Interest rate cuts are the most obvious way for central banks to deal with a slump. But the legacy of the financial crisis means that rates are at their historic lows in most of the world, and even negative in Europe and Japan. Markets were already pricing in cuts at some point this year in the U.S., Britain and the eurozone. The virus outbreak seems to have reinforced investors’ views.

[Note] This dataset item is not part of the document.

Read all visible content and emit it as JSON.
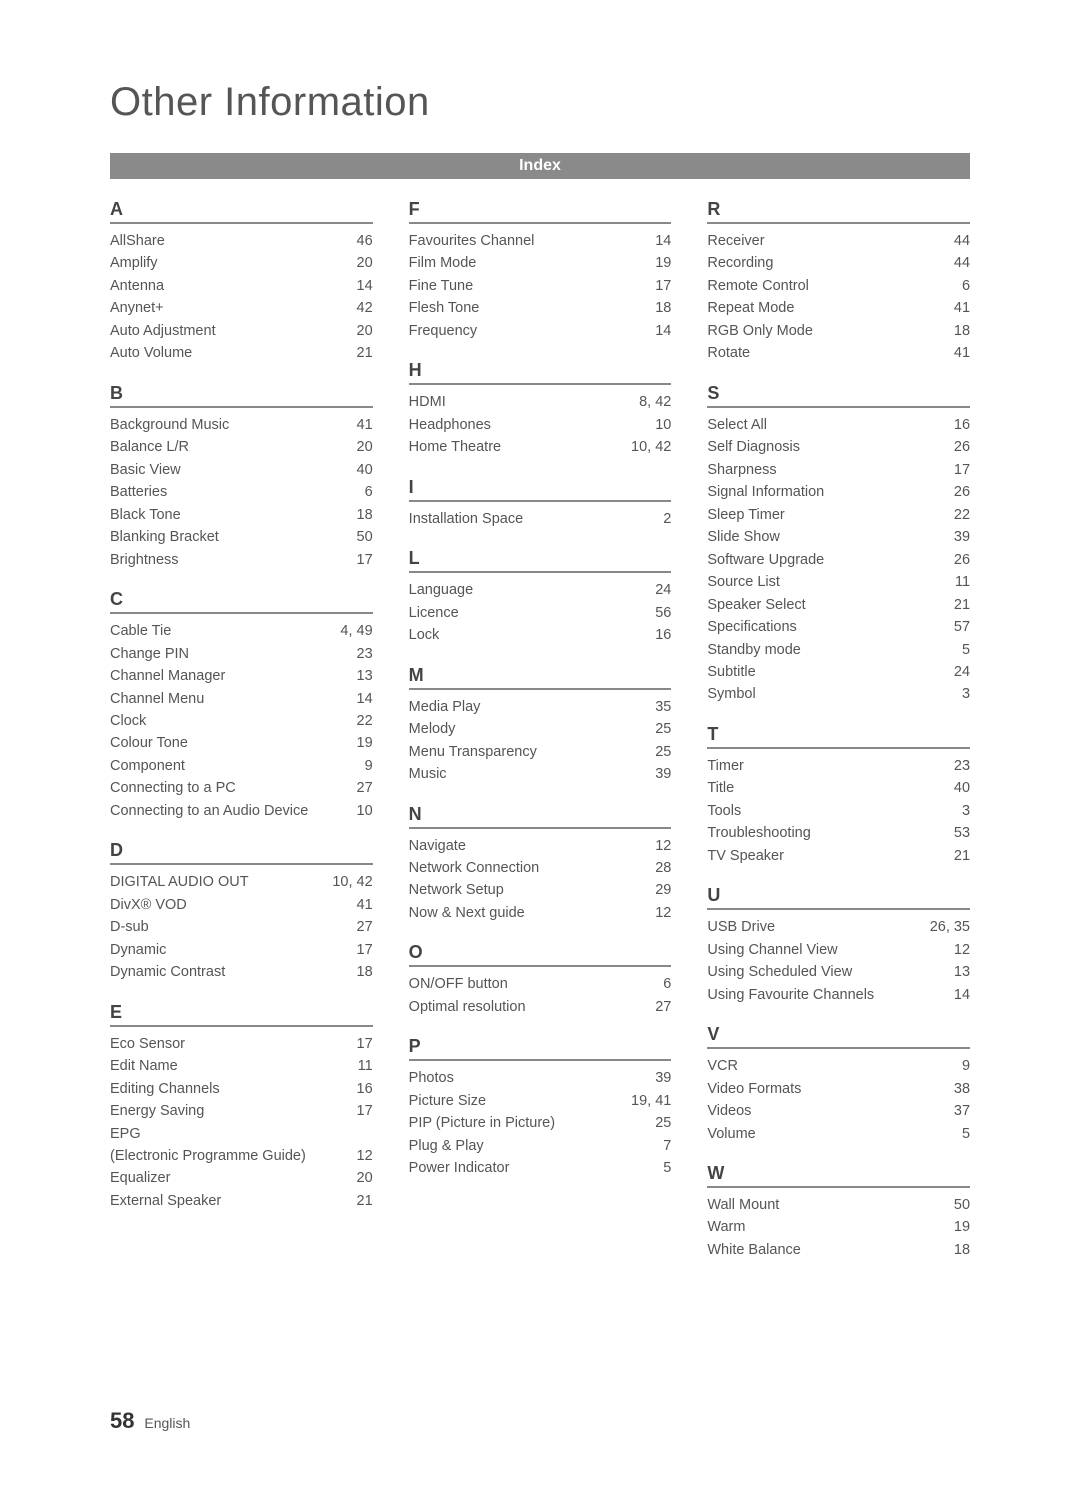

The OECD said there was “limited need” for further interest rate reduction in the U.S., unless the economy enters a serious downturn – not its central scenario for now. As for Europe, cutting its key interest rate below its current -0.6% would be “ineffective,” notes UniCredit chief economist Erik Nielsen. It would inflict further stress on the banking system, which should on the contrary be encouraged to keep supporting the companies most hit by the consequences of Covid-19.

3 – Buy

If rate cuts don’t work, maybe quantitative easing will? Buying assets on the market, as the Fed, the BoE and the ECB did throughout the financial crisis, helped the world economy recover, at the price of inflating central banks’ balance sheets. The ECB even resumed its program last September, and it has now acquired more than €2.7 billion of assets, mostly in the form of government bonds. The Fed bought more than $3.5 billion of assets between 2008 and 2015. The Bank of England acquired £435 billion-worth of securities.

If quantitative easing was to resume – or, in the case of the ECB, increase in scope – the main question for central bankers would be what type of assets to buy. More corporate bonds? And in this case would there be a way to discriminate by type of industry, so the effort could focus on the worst-hit companies and sectors? Should central banks even consider acquiring stocks? The idea has been suggested before, but it is fraught with risks, including the one of mission creep on the part of central bankers who would end up nationalizing part of the private sector.

4 – Invent

If interest rate cuts are difficult and QE problematic, that leaves other possible “non-conventional” tools — some already used, others still to be invented. The ECB has a so-called targeted long-term refinancing operation for banks, to provide them with cheap funding. If the need is to encourage banks to keep lending to the real economy, notably SMEs, it could be increased in size, or its conditions (interest rate and duration) could be loosened.

Otherwise, central bankers often like to insist that even though their capacity for action has shrunk with interest rates near or below zero, they can always be inventive enough to come up with new instruments. If it worsens in the next few weeks, the coronavirus outbreak will seriously test that promise.